In his eagerness to rehabilitate the reputation of Valentyn and Nieuw en Oud Oost-Indiën and refute the “anachronistic accusations of plagiarism” by modern scholars, Huigen goes to great lengths to demonstrate the authenticity, authorship, and coherence of Valentyn's distinctive, if hidden, “imperialist master narrative” (pp. 179, 182). In the end, however, even he is forced to point out its inaccessibility and “strikingly uneven structure” (p. 24) and portray his protagonist foremost as a “bricoleur” involved in knowledge creation based on recycling extant materials (p. 152) and tending towards antiquarianism, “a form of early modern historiographic discourse not primarily interested in telling a story, but rather with the provision of information” (p. 156).

The authenticity of Valentyn's narration, the parts of the text where he does act as an autodiegetic narrator describing his own observations and experiences, “eye-witnessing” or even “flesh-witnessing” (p. 44) in the case of his forced participation in a military campaign in the surroundings of Surabaya in 1706, is mainly limited to the Indonesian archipelago, and especially to Ambon where he lived for a long time in Kota Ambon (Ambon Town) (pp. 11, 24, 26).

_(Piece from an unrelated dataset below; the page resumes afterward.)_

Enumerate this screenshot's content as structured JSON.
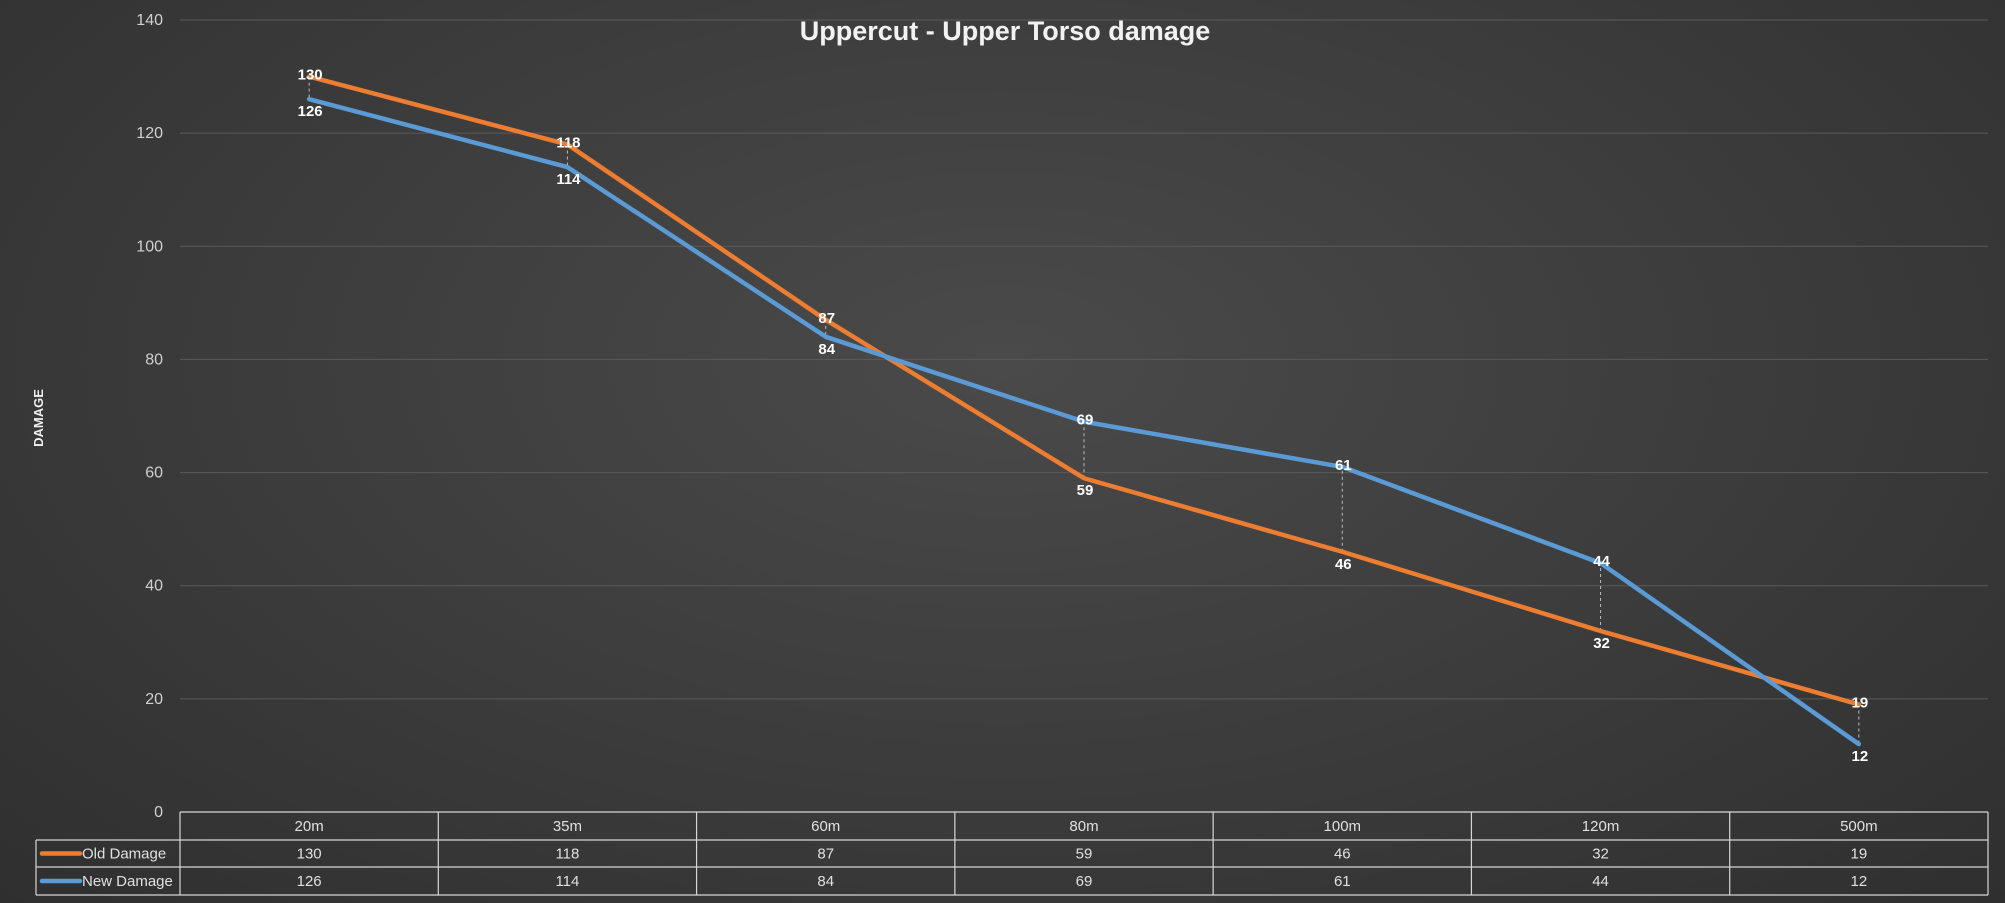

With his avid aversion of traveling by sea (pp. 12, 18), diagnosed by Beekman as thalassaphobia or “pathological fear of the sea,”Footnote 4 Valentyn's first-hand experience of the rest of the VOC's trading empire, including the Cape of Good Hope, was that of a sojourner observing from a mere “visitor's perspective” (p. 244).

Huigen also asserts that Valentyn attempts to maintain coherence in the order of chorographies were thwarted by the publisher's desire to market volumes of roughly equal size, while accessibility of the volumes was further complicated by the lack of continuous pagination, and the absence of a general table of contents mitigated, if only partially, by various navigational tools (pp. 47–48, 272–274).

Whereas Valentyn, being a chorographer rather than historian, “did not care about historical narrative” (p. 293), Huigen's main emphasis is on discourse analysis and the construction of knowledge in Nieuw en Oud Oost-Indiëni, and consequently quickly glances over historical contexts: the Javanese wars of succession and the dissolution of the Mataram Sultanate (p. 45), the dynastic history of the “Great Mughals” in India (p. 164), the baku-han (“compound state”) pendulum between the forces of centralization and localization defining Tokugawa Japan (p. 212), the “great transformation” of the Cape Colony between the late seventeenth and early eighteenth centuries (p. 242), and so forth, either receive short shrift or are not mentioned at all.

Nevertheless, Shaping a Dutch East Indies serves as a masterful and incisive literary analysis of a seminal work in the history and construction of Dutch colonial knowledge and administrative discourse. Huigen is to be congratulated with revisiting the “thorny issue” of Valentyn's “Great Work,” complicating and challenging the modern scholarly communis opinio.

Footnotes

1 See, for instance, Company historian Femme Gaastra, as quoted in: Hielkema (Reference Hielkema2002), https://www.trouw.nl/home/voc-bijbel-na-drie-eeuwen-weer-uitgebracht~b4f5f98f/.

2 See, for instance, the literary scholar Eric M. Beekman, “F. Valentyn (1666–1727): Meester in het anekdotisch proza”, Paradijzen van weleer: Koloniale literatuur uit Nederlands-Indië, 1600–1950. Amsterdam: Prometheus, 1998, pp. 132, and 134; Idem (Reference Beekman1988), p. 79.

3 Nigel Worden, “Cape slaves in the paper empire of the VOC”, Kronos 40 (2014), pp. 23–44.

4 Beekman, Paradijzen van weleer, pp. 131, 138, and 146.